Three-dimensional numerical analysis of terahertz radiation emitted from intrinsic Josephson junctions with hot spots

Abstract

In this study, we numerically investigate the terahertz radiation from mesa-structured intrinsic Josephson junctions (IJJs) using a three-dimensional calculation model. We assume an in-phase mode of the phase differences and calculate electromagnetic fields inside and outside of the IJJs simultaneously. We consider the appearance of a hot spot in the mesa where ${j}_{c}$ locally decreases and investigate the change of the radiation power with varying hot-spot positions. The radiation powers for three different hot-spot positions are calculated as functions of voltage. We observe strong radiation when the ac Josephson frequency satisfies the cavity resonance condition.
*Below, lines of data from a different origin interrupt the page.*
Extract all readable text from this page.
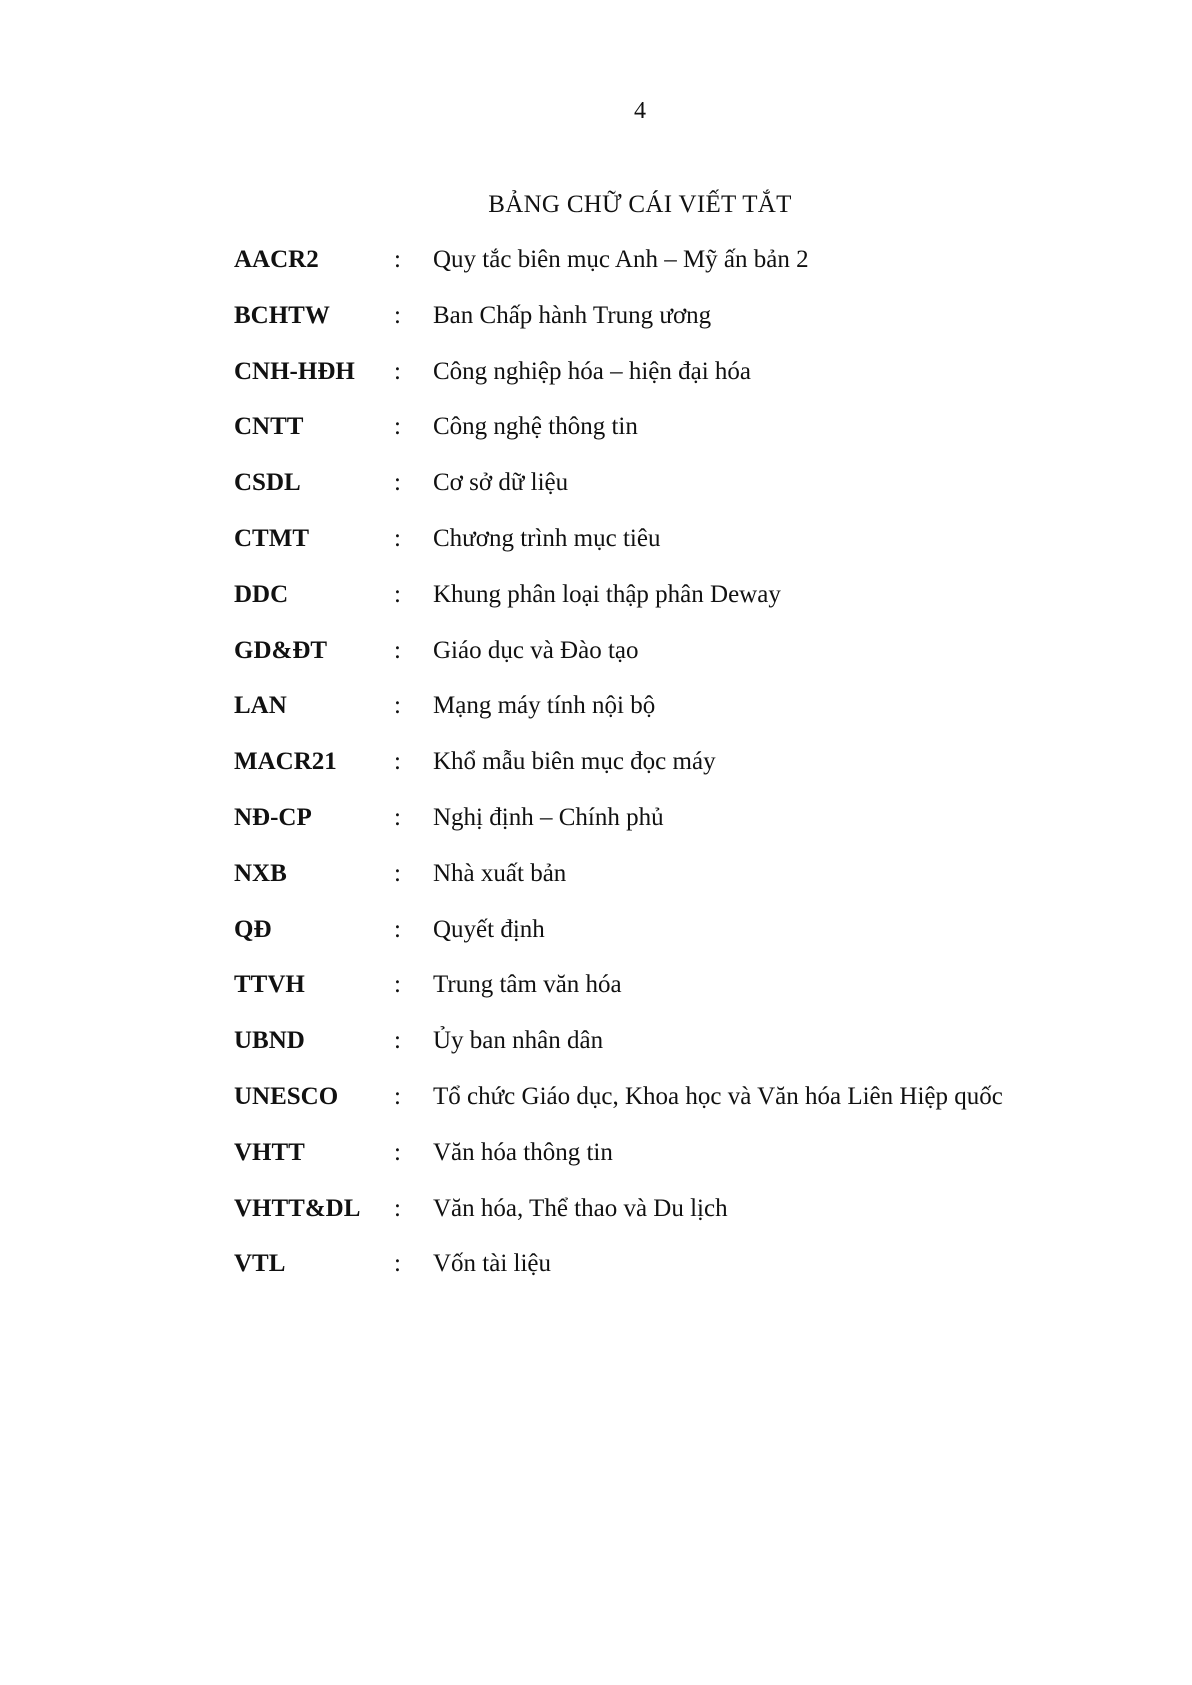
4
BẢNG CHỮ CÁI VIẾT TẮT
AACR2	: Quy tắc biên mục Anh – Mỹ ấn bản 2
BCHTW	: Ban Chấp hành Trung ương
CNH-HĐH : Công nghiệp hóa – hiện đại hóa
CNTT	: Công nghệ thông tin
CSDL	: Cơ sở dữ liệu
CTMT	: Chương trình mục tiêu
DDC	: Khung phân loại thập phân Deway
GD&ĐT	: Giáo dục và Đào tạo
LAN	: Mạng máy tính nội bộ
MACR21 : Khổ mẫu biên mục đọc máy
NĐ-CP	: Nghị định – Chính phủ
NXB	: Nhà xuất bản
QĐ	: Quyết định
TTVH	: Trung tâm văn hóa
UBND	: Ủy ban nhân dân
UNESCO : Tổ chức Giáo dục, Khoa học và Văn hóa Liên Hiệp quốc
VHTT	: Văn hóa thông tin
VHTT&DL : Văn hóa, Thể thao và Du lịch
VTL	: Vốn tài liệu
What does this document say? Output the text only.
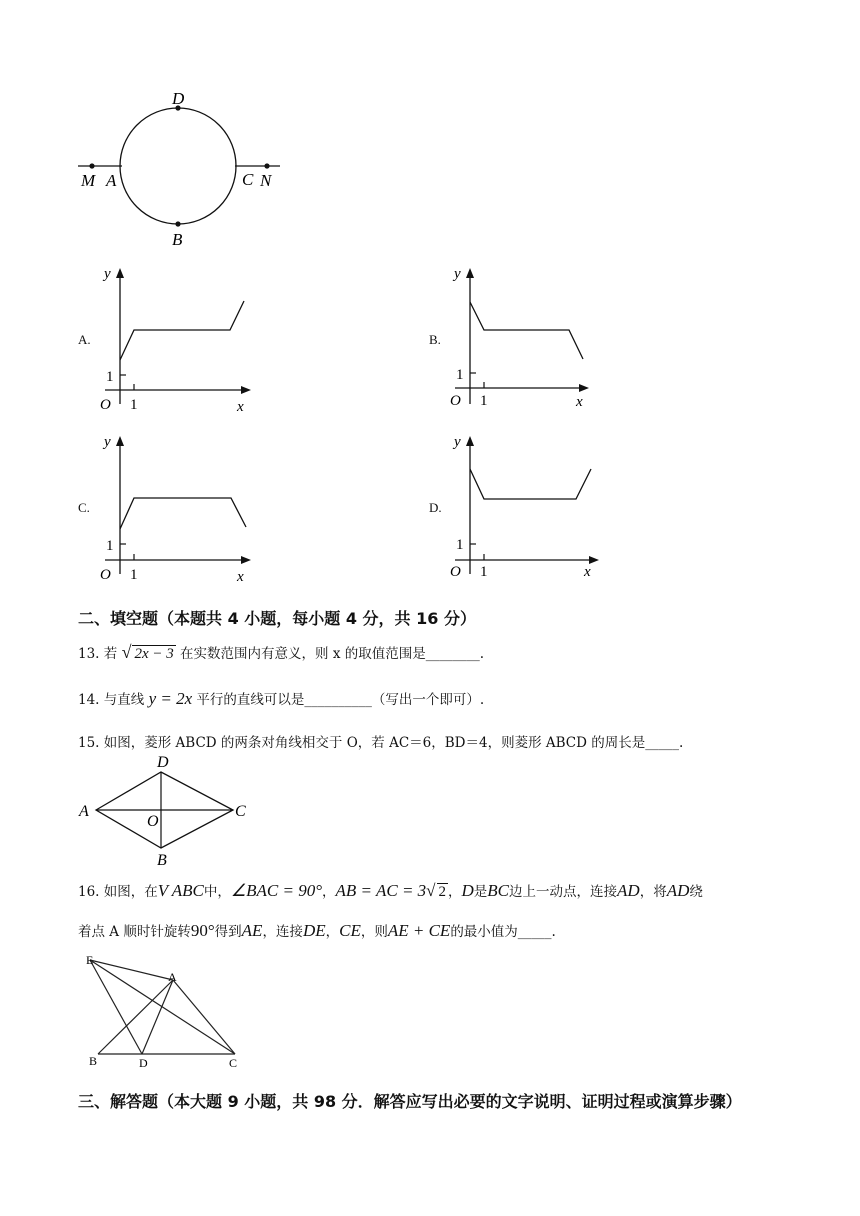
D
B
M A	C N
A.
y
x
O
1
1
B.
y
x
O
1
1
C.
y
x
O
1
1
D.
y
x
O
1
1
二、填空题（本题共 4 小题，每小题 4 分，共 16 分）
13. 若 √ 2x − 3 在实数范围内有意义，则 x 的取值范围是________.
14. 与直线 y = 2x 平行的直线可以是__________（写出一个即可）.
15. 如图，菱形 ABCD 的两条对角线相交于 O，若 AC＝6，BD＝4，则菱形 ABCD 的周长是_____.
A
D
C
B
O
16. 如图，在V ABC中，∠BAC = 90°，AB = AC = 3√ 2 ，D是BC边上一动点，连接AD，将AD绕
着点 A 顺时针旋转90°得到AE，连接DE，CE，则AE + CE的最小值为_____.
E
A
B	D	C
三、解答题（本大题 9 小题，共 98 分．解答应写出必要的文字说明、证明过程或演算步骤）
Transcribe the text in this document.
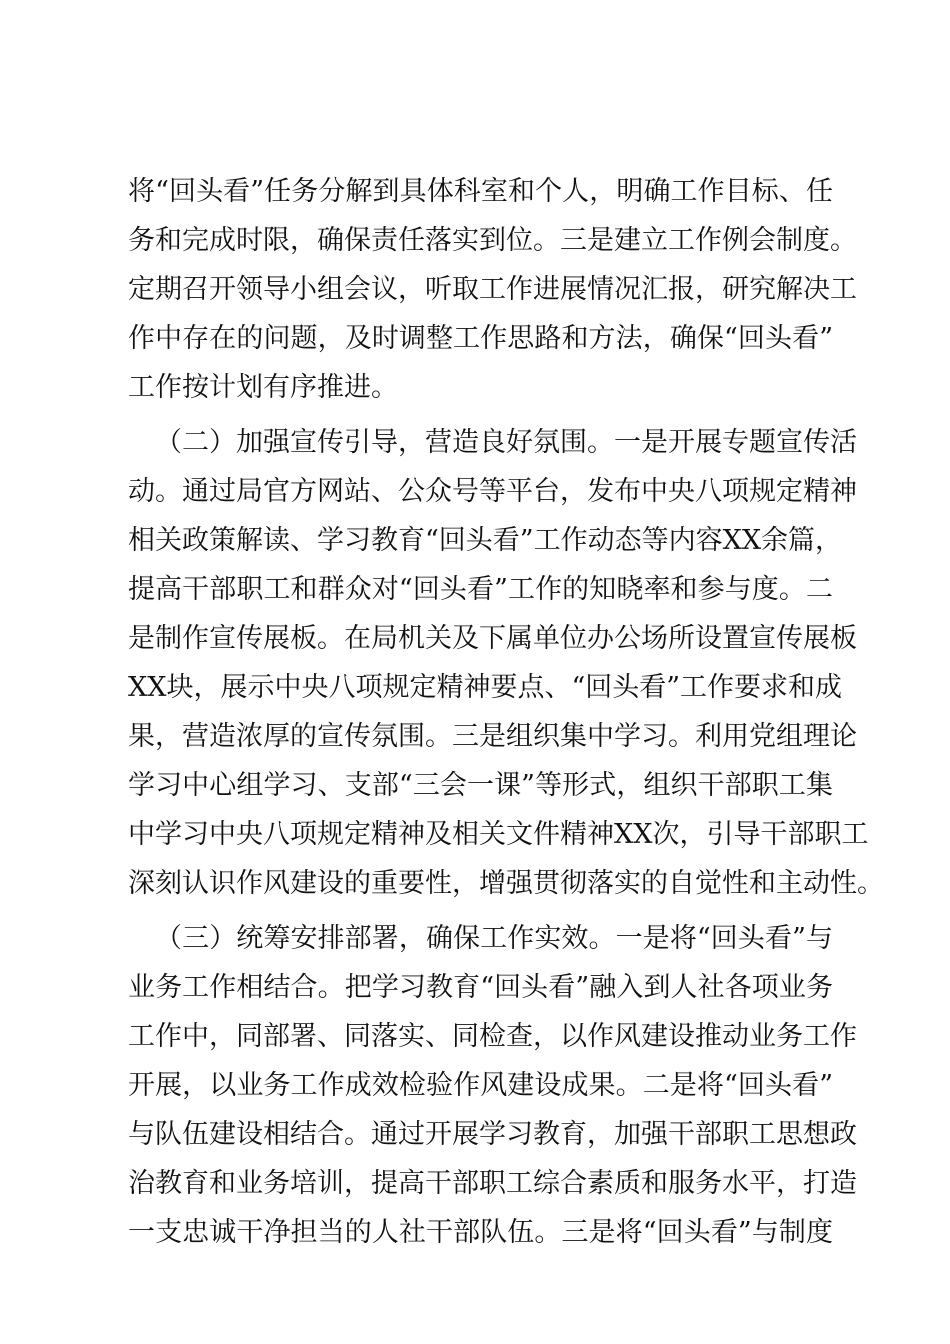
将“回头看”任务分解到具体科室和个人，明确工作目标、任
务和完成时限，确保责任落实到位。三是建立工作例会制度。
定期召开领导小组会议，听取工作进展情况汇报，研究解决工
作中存在的问题，及时调整工作思路和方法，确保“回头看”
工作按计划有序推进。
（二）加强宣传引导，营造良好氛围。一是开展专题宣传活
动。通过局官方网站、公众号等平台，发布中央八项规定精神
相关政策解读、学习教育“回头看”工作动态等内容XX余篇，
提高干部职工和群众对“回头看”工作的知晓率和参与度。二
是制作宣传展板。在局机关及下属单位办公场所设置宣传展板
XX块，展示中央八项规定精神要点、“回头看”工作要求和成
果，营造浓厚的宣传氛围。三是组织集中学习。利用党组理论
学习中心组学习、支部“三会一课”等形式，组织干部职工集
中学习中央八项规定精神及相关文件精神XX次，引导干部职工
深刻认识作风建设的重要性，增强贯彻落实的自觉性和主动性。
（三）统筹安排部署，确保工作实效。一是将“回头看”与
业务工作相结合。把学习教育“回头看”融入到人社各项业务
工作中，同部署、同落实、同检查，以作风建设推动业务工作
开展，以业务工作成效检验作风建设成果。二是将“回头看”
与队伍建设相结合。通过开展学习教育，加强干部职工思想政
治教育和业务培训，提高干部职工综合素质和服务水平，打造
一支忠诚干净担当的人社干部队伍。三是将“回头看”与制度
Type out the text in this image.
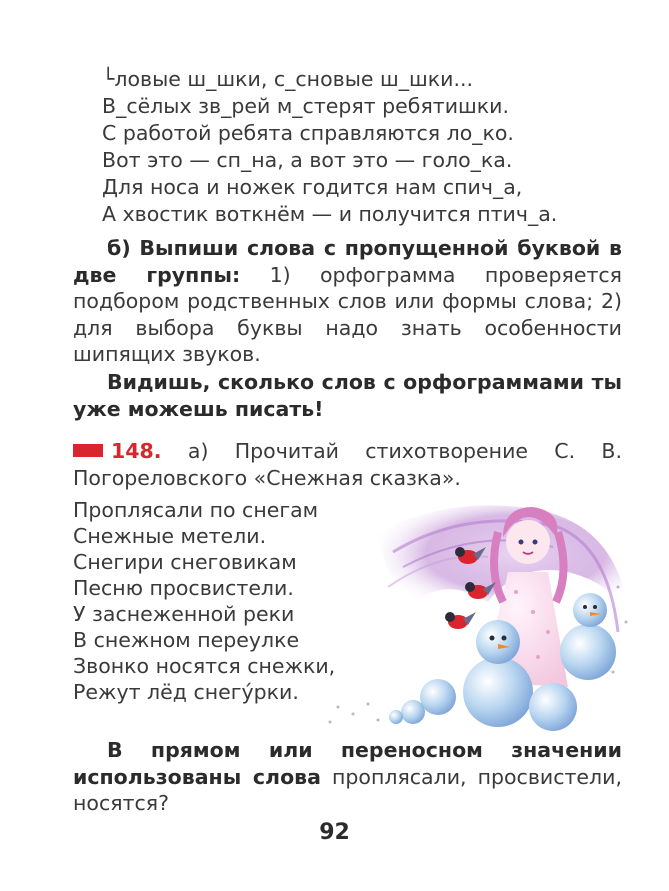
└ловые ш_шки, с_сновые ш_шки...
В_сёлых зв_рей м_стерят ребятишки.
С работой ребята справляются ло_ко.
Вот это — сп_на, а вот это — голо_ка.
Для носа и ножек годится нам спич_а,
А хвостик воткнём — и получится птич_а.
б) Выпиши слова с пропущенной буквой в две группы: 1) орфограмма проверяется подбором родственных слов или формы слова; 2) для выбора буквы надо знать особенности шипящих звуков.
Видишь, сколько слов с орфограммами ты уже можешь писать!
148. а) Прочитай стихотворение С. В. Погорeловского «Снежная сказка».
Проплясали по снегам
Снежные метели.
Снегири снеговикам
Песню просвистели.
У заснеженной реки
В снежном переулке
Звонко носятся снежки,
Режут лёд снегу́рки.
В прямом или переносном значении использованы слова проплясали, просвистели, носятся?
92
Transverse-magnetic modes ${\text{TM}}_{m,n}$ whose indices $m$ and $n$ are even appear regardless of the positions of hot spots. Meanwhile, the ${\text{TM}}_{m,n}$ cavity modes whose $m$ or $n$ are odd appear only when the hot spots break the reflectional symmetry of the mesa structure. Moreover, we calculate the radiation patterns emitted by the IJJs at these cavity resonance conditions. The radiation patterns reflect the existence of two types of internal modes, that is, a uniform background mode and a cavity resonance mode.